In this example we find the quotient is #3x+5# with remainder #-2x+3#

The process is similar to long division of numbers:

Write the dividend (#6, 10, 1, 8#) under the bar.

Write the divisor (#2, 0, 1#) to the left of the bar.

Start writing the quotient, term by term, choosing each successive term to match the leading term of the running remainder:

The first term of the quotient is #color(blue)(3)#, so that when multiplied by #2, 0, 1#, the resulting first term matches the leading #6# of the dividend.
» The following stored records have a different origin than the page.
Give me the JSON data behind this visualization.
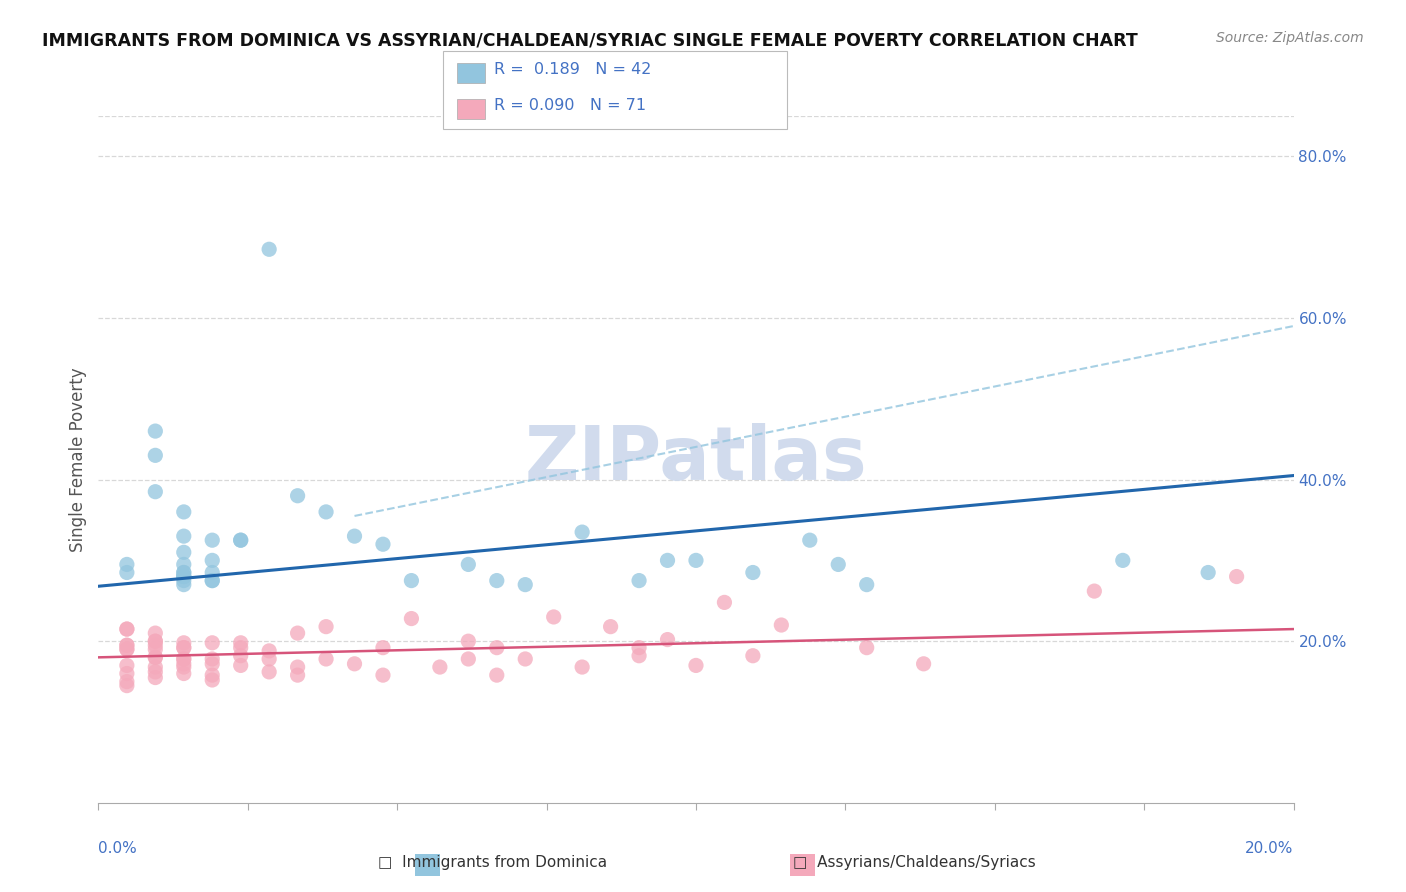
{
  "title": "IMMIGRANTS FROM DOMINICA VS ASSYRIAN/CHALDEAN/SYRIAC SINGLE FEMALE POVERTY CORRELATION CHART",
  "source": "Source: ZipAtlas.com",
  "ylabel": "Single Female Poverty",
  "legend_blue_label": "Immigrants from Dominica",
  "legend_pink_label": "Assyrians/Chaldeans/Syriacs",
  "blue_color": "#92c5de",
  "pink_color": "#f4a9bb",
  "blue_line_color": "#2166ac",
  "pink_line_color": "#d6547a",
  "dash_line_color": "#92c5de",
  "watermark": "ZIPatlas",
  "blue_scatter": [
    [
      0.001,
      0.285
    ],
    [
      0.001,
      0.295
    ],
    [
      0.002,
      0.46
    ],
    [
      0.002,
      0.43
    ],
    [
      0.002,
      0.385
    ],
    [
      0.003,
      0.36
    ],
    [
      0.003,
      0.33
    ],
    [
      0.003,
      0.31
    ],
    [
      0.003,
      0.295
    ],
    [
      0.003,
      0.285
    ],
    [
      0.003,
      0.285
    ],
    [
      0.003,
      0.28
    ],
    [
      0.003,
      0.28
    ],
    [
      0.003,
      0.28
    ],
    [
      0.003,
      0.275
    ],
    [
      0.003,
      0.27
    ],
    [
      0.004,
      0.325
    ],
    [
      0.004,
      0.275
    ],
    [
      0.004,
      0.285
    ],
    [
      0.004,
      0.275
    ],
    [
      0.004,
      0.3
    ],
    [
      0.005,
      0.325
    ],
    [
      0.005,
      0.325
    ],
    [
      0.006,
      0.685
    ],
    [
      0.007,
      0.38
    ],
    [
      0.008,
      0.36
    ],
    [
      0.009,
      0.33
    ],
    [
      0.01,
      0.32
    ],
    [
      0.011,
      0.275
    ],
    [
      0.013,
      0.295
    ],
    [
      0.014,
      0.275
    ],
    [
      0.015,
      0.27
    ],
    [
      0.017,
      0.335
    ],
    [
      0.019,
      0.275
    ],
    [
      0.02,
      0.3
    ],
    [
      0.021,
      0.3
    ],
    [
      0.023,
      0.285
    ],
    [
      0.025,
      0.325
    ],
    [
      0.026,
      0.295
    ],
    [
      0.027,
      0.27
    ],
    [
      0.036,
      0.3
    ],
    [
      0.039,
      0.285
    ]
  ],
  "pink_scatter": [
    [
      0.001,
      0.19
    ],
    [
      0.001,
      0.195
    ],
    [
      0.001,
      0.145
    ],
    [
      0.001,
      0.16
    ],
    [
      0.001,
      0.15
    ],
    [
      0.001,
      0.215
    ],
    [
      0.001,
      0.195
    ],
    [
      0.001,
      0.215
    ],
    [
      0.001,
      0.17
    ],
    [
      0.001,
      0.19
    ],
    [
      0.002,
      0.18
    ],
    [
      0.002,
      0.195
    ],
    [
      0.002,
      0.168
    ],
    [
      0.002,
      0.155
    ],
    [
      0.002,
      0.2
    ],
    [
      0.002,
      0.18
    ],
    [
      0.002,
      0.2
    ],
    [
      0.002,
      0.19
    ],
    [
      0.002,
      0.21
    ],
    [
      0.002,
      0.162
    ],
    [
      0.003,
      0.178
    ],
    [
      0.003,
      0.168
    ],
    [
      0.003,
      0.192
    ],
    [
      0.003,
      0.198
    ],
    [
      0.003,
      0.16
    ],
    [
      0.003,
      0.178
    ],
    [
      0.003,
      0.172
    ],
    [
      0.003,
      0.192
    ],
    [
      0.004,
      0.198
    ],
    [
      0.004,
      0.158
    ],
    [
      0.004,
      0.178
    ],
    [
      0.004,
      0.152
    ],
    [
      0.004,
      0.172
    ],
    [
      0.005,
      0.192
    ],
    [
      0.005,
      0.182
    ],
    [
      0.005,
      0.198
    ],
    [
      0.005,
      0.17
    ],
    [
      0.006,
      0.162
    ],
    [
      0.006,
      0.178
    ],
    [
      0.006,
      0.188
    ],
    [
      0.007,
      0.168
    ],
    [
      0.007,
      0.21
    ],
    [
      0.007,
      0.158
    ],
    [
      0.008,
      0.178
    ],
    [
      0.008,
      0.218
    ],
    [
      0.009,
      0.172
    ],
    [
      0.01,
      0.192
    ],
    [
      0.01,
      0.158
    ],
    [
      0.011,
      0.228
    ],
    [
      0.012,
      0.168
    ],
    [
      0.013,
      0.178
    ],
    [
      0.013,
      0.2
    ],
    [
      0.014,
      0.158
    ],
    [
      0.014,
      0.192
    ],
    [
      0.015,
      0.178
    ],
    [
      0.016,
      0.23
    ],
    [
      0.017,
      0.168
    ],
    [
      0.018,
      0.218
    ],
    [
      0.019,
      0.192
    ],
    [
      0.019,
      0.182
    ],
    [
      0.02,
      0.202
    ],
    [
      0.021,
      0.17
    ],
    [
      0.022,
      0.248
    ],
    [
      0.023,
      0.182
    ],
    [
      0.024,
      0.22
    ],
    [
      0.027,
      0.192
    ],
    [
      0.029,
      0.172
    ],
    [
      0.035,
      0.262
    ],
    [
      0.04,
      0.28
    ]
  ],
  "xlim": [
    0.0,
    0.042
  ],
  "ylim": [
    0.0,
    0.85
  ],
  "blue_line_x": [
    0.0,
    0.042
  ],
  "blue_line_y": [
    0.268,
    0.405
  ],
  "pink_line_x": [
    0.0,
    0.042
  ],
  "pink_line_y": [
    0.18,
    0.215
  ],
  "dash_line_x": [
    0.009,
    0.042
  ],
  "dash_line_y": [
    0.355,
    0.59
  ],
  "yticks": [
    0.2,
    0.4,
    0.6,
    0.8
  ],
  "ytick_labels": [
    "20.0%",
    "40.0%",
    "60.0%",
    "80.0%"
  ],
  "background_color": "#ffffff",
  "grid_color": "#d8d8d8",
  "axis_color": "#4472c4",
  "watermark_color": "#ccd8ec"
}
We then write out the product #6, 0, 3# of #3# and #2, 0, 1# under the dividend and subtract it to give #10, -2#. We bring down the next term from the dividend alongside it to give our running remainder.

We choose the next term of the quotient #color(blue)(5)#, so that when multiplied by #2, 0, 1#, the resulting first term matches the leading term #10# of our running remainder.

We then write out the produce #10, 0, 5# of #5# and #2, 0, 1# under the running remainder and subtract it to give #-2, 3#.

There are no more terms to bring down from the dividend, so this is our final remainder.

Then interpret the coefficient sequences by applying them to the appropriate powers of #x# to find:

#(6x^3+10x^2+x+8)/(2x^2+1) = 3x+5+(-2x+3)/(2x^2+1)#

Or if you prefer:

#6x^3+10x^2+x+8 = (3x+5)(2x^2+1)+(-2x+3)#